Von Mannheim nach Kaiserlautern: Durch die Vorderpfalz und über den Pfälzer Wald zum US-Armeestützpunkt Ramstein

Freitag, 11.08.: 13. Tag der Tour de Natur 2017. Die Radler*innen starteten vom schönen und sehr geräumigen Quartier in der Waldorfschule Mannheim (eine zweizügige Schule) bei etwas besserem Wetter als am Tag zuvor. Nur wenig Regen war angesagt – für den Vormittag.

Waldorfschule Mannheim

Der erste Infoaufenthalt fand am Berliner Platz in Ludwigshafen statt. Diese Stadt hat seinerzeit die wohl konsequenteste Umsetzung der Idee „autogerecht“ erfahren. Heute lassen sich die Konsequenzen dieser fatalen Fehlplanung deutlich sehen: wenig attraktive Einkaufsstraßen in Nachbarschaft zu zwei Hochstraßen, deren Sanierungsbedarf immense Kosten verursacht; ein aus der Innenstadt herausverlegter und deshalb zu wenig frequentierter Bahnhof. Aber es gibt auch eine gelungene Investition: einen neuen S-Bahnhof mit Bus- und Straßenbahnverknüpfung am zentralen Berliner Platz. Dieter Teufel vom UPI (Umwelt-Prognose-Institut) Heidelberg informierte über den hier umgesetzten Irrweg deutscher Stadtplaner.

Ludwigshafen

Am späten Vormittag erreichte die Tour die ersten „Weinfelder“, die vollmechanisiert bewirtschaftet werden – Wein„berge“ sind dies nicht. Gleichwohl: In der Pfalz, dem größen Weinbaugebiet Deutschlands, gibt es auch viele Bio-Winzer.

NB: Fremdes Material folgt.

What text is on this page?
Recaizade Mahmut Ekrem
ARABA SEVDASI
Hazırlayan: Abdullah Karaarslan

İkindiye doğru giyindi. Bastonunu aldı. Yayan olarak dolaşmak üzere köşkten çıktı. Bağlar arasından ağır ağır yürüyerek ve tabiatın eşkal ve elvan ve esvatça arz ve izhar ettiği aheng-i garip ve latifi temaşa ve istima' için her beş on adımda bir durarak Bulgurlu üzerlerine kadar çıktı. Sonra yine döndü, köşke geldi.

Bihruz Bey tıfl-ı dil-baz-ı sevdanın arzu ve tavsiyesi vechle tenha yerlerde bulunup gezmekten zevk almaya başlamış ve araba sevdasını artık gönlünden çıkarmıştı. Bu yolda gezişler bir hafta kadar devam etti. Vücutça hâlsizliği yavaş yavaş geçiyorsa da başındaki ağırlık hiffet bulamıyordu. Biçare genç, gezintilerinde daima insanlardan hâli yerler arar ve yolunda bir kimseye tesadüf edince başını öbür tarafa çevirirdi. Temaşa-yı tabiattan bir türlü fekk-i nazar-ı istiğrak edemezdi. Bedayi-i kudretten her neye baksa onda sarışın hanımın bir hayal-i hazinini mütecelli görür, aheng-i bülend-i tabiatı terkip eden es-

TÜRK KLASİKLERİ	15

Die Mittagspause verbrachten die Tourteilnehmer*innen auf dem recht hübschen Julius-Platz in Neustadt/Weinstraße. Umstanden von Fächerpalmen hatte Wams seine mobile Küche aufgebaut, die die Tourteilnehmer*innen mit einer schmackhaften Mahlzeit versorgte. Heute auf dem Speisezettel: Linsensuppe, dazu Gurken-Paprika-Tomaten-Salat und Brot mit veganem Aufstrich. Zum Abschluss der Mittagsrast führte Rositas Puppenbühne, Friedenstheater aus Mexiko, das Puppenspiel „Die Karotte der Freundschaft“ vor. Der Tour schloss sich hier eine weitere Gruppe an: 15 Naturfreunde aus Belgien, die in dieser Region Radtouren unternehmen, radelten mit uns nach Kaiserslautern.

Neustadt

Dann begann der „Aufstieg“ durch den Pfälzer Wald, der im Verlauf der Bundesstraße nur moderate Steigungen bietet. Der einsetzende Regen war hingegen weniger angenehm. Da die Route entlang der Bahnstrecke verlief, konnte an etlichen S-Bahnstationen auf den Zug umgestiegen werden. 

 

In Kaiserslautern waren dann 73 km Strecke bewältigt, also ungefähr 20 km mehr, als üblicherweise auf der TdN geradelt werden. Gern bezogen die Radler*innen als Quartier mehrere Klassenräume in der Franziskus-Schule, die im Stadtzentrum gelegen ist. Warme Duschen und ein leckeres Abendessen beförderten rasch das Wohlbefinden.